Oct 24 (Reuters) - Myanmar's military rulers pledged on Sunday to cooperate "as much as possible" with a peace plan agreed with ASEAN, despite a stern rebuke of the regional bloc for excluding the country's top commander from a summit this week.

In an announcement in state media on Sunday, the junta said it upholds the principal of peaceful coexistence with other countries and would cooperate with the Association of Southeast Asian Nations (ASEAN) in following a five-point "consensus" agreed in April, a plan backed by the West and China.

It refused to agree to send a politically neutral Myanmar representative instead of Min Aung Hlaing.

ASEAN's special envoy, Erywan Yusof of Brunei, had sought a meeting with ousted leader Aung San Suu Kyi, but the military government said that was impossible because she was detained and charged with crimes.

The junta warned Erywan not to engage with opposition forces it has outlawed, including the shadow National Unity Government, an alliance of pro-democracy and armed ethnic groups, Japanese broadcaster NHK said, citing an unpublished report.
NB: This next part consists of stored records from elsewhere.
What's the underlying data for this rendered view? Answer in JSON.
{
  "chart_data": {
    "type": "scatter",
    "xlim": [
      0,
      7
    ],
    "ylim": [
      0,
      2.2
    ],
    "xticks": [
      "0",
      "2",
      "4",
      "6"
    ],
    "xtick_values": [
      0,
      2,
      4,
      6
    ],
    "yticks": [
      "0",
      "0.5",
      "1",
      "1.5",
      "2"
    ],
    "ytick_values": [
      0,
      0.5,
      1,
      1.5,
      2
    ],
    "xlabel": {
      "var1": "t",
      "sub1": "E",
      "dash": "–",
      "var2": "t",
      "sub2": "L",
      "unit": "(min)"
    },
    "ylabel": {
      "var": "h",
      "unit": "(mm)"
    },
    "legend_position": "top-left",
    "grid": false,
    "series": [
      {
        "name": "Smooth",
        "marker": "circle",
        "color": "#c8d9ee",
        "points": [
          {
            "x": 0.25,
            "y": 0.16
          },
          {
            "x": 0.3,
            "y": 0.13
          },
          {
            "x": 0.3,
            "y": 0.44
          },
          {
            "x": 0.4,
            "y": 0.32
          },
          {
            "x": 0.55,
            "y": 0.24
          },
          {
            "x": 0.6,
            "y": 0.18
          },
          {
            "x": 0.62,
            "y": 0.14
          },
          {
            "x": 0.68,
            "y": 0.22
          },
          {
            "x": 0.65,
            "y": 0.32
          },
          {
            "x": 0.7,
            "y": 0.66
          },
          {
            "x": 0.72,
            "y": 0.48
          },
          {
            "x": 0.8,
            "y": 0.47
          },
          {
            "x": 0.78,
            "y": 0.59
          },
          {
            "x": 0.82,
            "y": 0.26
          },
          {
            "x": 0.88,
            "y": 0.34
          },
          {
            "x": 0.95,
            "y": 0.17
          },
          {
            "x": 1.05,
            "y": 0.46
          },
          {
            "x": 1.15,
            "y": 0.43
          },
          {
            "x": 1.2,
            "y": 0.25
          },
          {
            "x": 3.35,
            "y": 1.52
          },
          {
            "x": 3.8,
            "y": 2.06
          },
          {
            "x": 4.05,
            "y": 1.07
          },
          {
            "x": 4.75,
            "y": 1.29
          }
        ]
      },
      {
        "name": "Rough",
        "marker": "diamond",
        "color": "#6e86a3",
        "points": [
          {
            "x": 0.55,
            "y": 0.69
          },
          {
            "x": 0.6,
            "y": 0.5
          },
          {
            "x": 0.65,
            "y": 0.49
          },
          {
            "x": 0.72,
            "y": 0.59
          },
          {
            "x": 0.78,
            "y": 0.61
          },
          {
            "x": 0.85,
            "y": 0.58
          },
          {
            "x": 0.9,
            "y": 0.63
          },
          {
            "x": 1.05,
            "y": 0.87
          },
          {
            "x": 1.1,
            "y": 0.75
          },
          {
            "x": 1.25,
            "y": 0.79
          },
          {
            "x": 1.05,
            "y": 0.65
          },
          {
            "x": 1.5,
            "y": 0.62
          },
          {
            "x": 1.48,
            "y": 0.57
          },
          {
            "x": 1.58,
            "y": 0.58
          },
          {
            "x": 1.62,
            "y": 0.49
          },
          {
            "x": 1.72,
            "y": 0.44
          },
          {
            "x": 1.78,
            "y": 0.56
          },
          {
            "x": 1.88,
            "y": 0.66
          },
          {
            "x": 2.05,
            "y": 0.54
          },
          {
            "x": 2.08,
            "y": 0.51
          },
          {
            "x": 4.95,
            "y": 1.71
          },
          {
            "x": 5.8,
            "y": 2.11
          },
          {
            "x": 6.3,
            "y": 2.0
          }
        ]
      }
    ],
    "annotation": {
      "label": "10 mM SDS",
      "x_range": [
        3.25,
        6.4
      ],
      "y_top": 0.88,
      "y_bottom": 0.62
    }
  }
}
A Myanmar military spokesman and Erywan's office did not immediately respond to separate requests for comment on Sunday on the reported warning.

The military insists it is the legitimate authority in Myanmar and its takeover was not a coup, but a necessary and lawful intervention against a threat to sovereignty posed by Suu Kyi's party, which it said won a fraudulent election last year.